The AP has more on the shooting of Maurice Clemmons and the Huckabee fallout. This story has become the talk of the internet. On Fox News last night, according to the report, Mike Huckabee asserted that Clemmons was released because prosecutors failed to file Clemmons' paperwork on time. Now, that is lame. No doubt Huckabee has been hurt. No way around that.

From the AP report:
Pulaski County Prosecutor Larry Jegley, whose office opposed Clemmons' parole in 2000 and 2004, said Huckabee's comments were "red herrings." "My word to Mr. Huckabee is man up and own what you did," Jegley said.
See Huckabee video on commuting Clemmons' sentence here.
Maurice Clemmons has been shot and killed.

Senate bill consequences

Philip Klein:
In another blow to Democrats' health care claims, the Congressional Budget Office released an analysis on Monday projecting that the Senate health care bill would raise premiums by more than $2,000 on family policies compared to what the cost otherwise would be if Congress were simply to do nothing.
The report, prepared at the request of Sen. Evan Bayh, found that premiums on policies individuals purchase on their own or through the government-run exchanges would cost 10 percent to 13 percent more in 2016 than under current law. In dollar terms, in 2016 an individual policy would cost $5,800 and a family policy would cost $15,200 if the Senate bill were enacted, according to the CBO, compared with $5,500 and $13,100 under the status quo.
Dick Morris: State taxes will go up dramatically under Obamacare because states must expand Medicaid eligibility. Arkansas, for example, will have to increase spending by $402 million.

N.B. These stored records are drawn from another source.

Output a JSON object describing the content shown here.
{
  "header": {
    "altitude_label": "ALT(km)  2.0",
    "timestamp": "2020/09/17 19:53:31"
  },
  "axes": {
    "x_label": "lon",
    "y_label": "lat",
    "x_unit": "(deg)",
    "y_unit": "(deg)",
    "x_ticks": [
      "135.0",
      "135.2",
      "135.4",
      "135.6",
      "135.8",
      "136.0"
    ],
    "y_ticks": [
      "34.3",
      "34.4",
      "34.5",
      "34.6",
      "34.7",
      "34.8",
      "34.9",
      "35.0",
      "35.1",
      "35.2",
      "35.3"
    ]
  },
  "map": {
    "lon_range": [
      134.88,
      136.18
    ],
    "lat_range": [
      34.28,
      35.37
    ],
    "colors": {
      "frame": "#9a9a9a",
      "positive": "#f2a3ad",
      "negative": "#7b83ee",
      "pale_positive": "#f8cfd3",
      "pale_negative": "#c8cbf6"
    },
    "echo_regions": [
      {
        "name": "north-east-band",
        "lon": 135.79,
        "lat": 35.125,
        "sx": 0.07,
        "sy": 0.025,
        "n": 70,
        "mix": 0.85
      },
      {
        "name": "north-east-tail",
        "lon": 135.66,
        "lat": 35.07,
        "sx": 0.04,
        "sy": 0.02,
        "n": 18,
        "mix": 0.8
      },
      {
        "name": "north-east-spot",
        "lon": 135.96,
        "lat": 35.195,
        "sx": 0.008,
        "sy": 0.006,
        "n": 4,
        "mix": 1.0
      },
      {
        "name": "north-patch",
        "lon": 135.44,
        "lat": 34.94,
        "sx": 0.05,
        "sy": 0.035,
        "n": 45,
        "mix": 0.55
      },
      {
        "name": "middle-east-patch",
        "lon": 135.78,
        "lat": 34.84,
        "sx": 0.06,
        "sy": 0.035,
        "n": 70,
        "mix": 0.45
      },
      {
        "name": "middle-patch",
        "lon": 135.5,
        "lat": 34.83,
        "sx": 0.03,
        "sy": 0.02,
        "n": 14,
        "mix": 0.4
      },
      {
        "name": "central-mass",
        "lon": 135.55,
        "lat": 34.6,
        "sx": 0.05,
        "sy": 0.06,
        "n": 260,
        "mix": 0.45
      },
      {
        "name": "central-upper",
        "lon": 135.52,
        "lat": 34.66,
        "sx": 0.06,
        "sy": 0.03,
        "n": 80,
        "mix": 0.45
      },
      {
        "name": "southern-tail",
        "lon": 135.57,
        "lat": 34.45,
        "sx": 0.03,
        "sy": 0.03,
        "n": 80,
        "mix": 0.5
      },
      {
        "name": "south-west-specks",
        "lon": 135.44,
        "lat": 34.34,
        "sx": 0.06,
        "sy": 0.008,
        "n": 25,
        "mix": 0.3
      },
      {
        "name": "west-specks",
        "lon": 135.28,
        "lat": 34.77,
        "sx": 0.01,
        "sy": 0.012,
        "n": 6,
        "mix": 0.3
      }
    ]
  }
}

UPDATE: The WSJ has an article on future premiums. As usual, information is conflicting.
Thomas Sowell is always thought-prevoking.
Here is a math problem for you: Assume that the legislation establishing government control of medical care is passed and that it "brings down the cost of medical care." You pay $500 a year less for your medical care, but the new costs put on employers is passed on to consumers, so that you pay $300 a year more for groceries and $200 a year more for gasoline, while the new mandates put on insurance companies raise your premiums by $300 a year, how much money have you saved?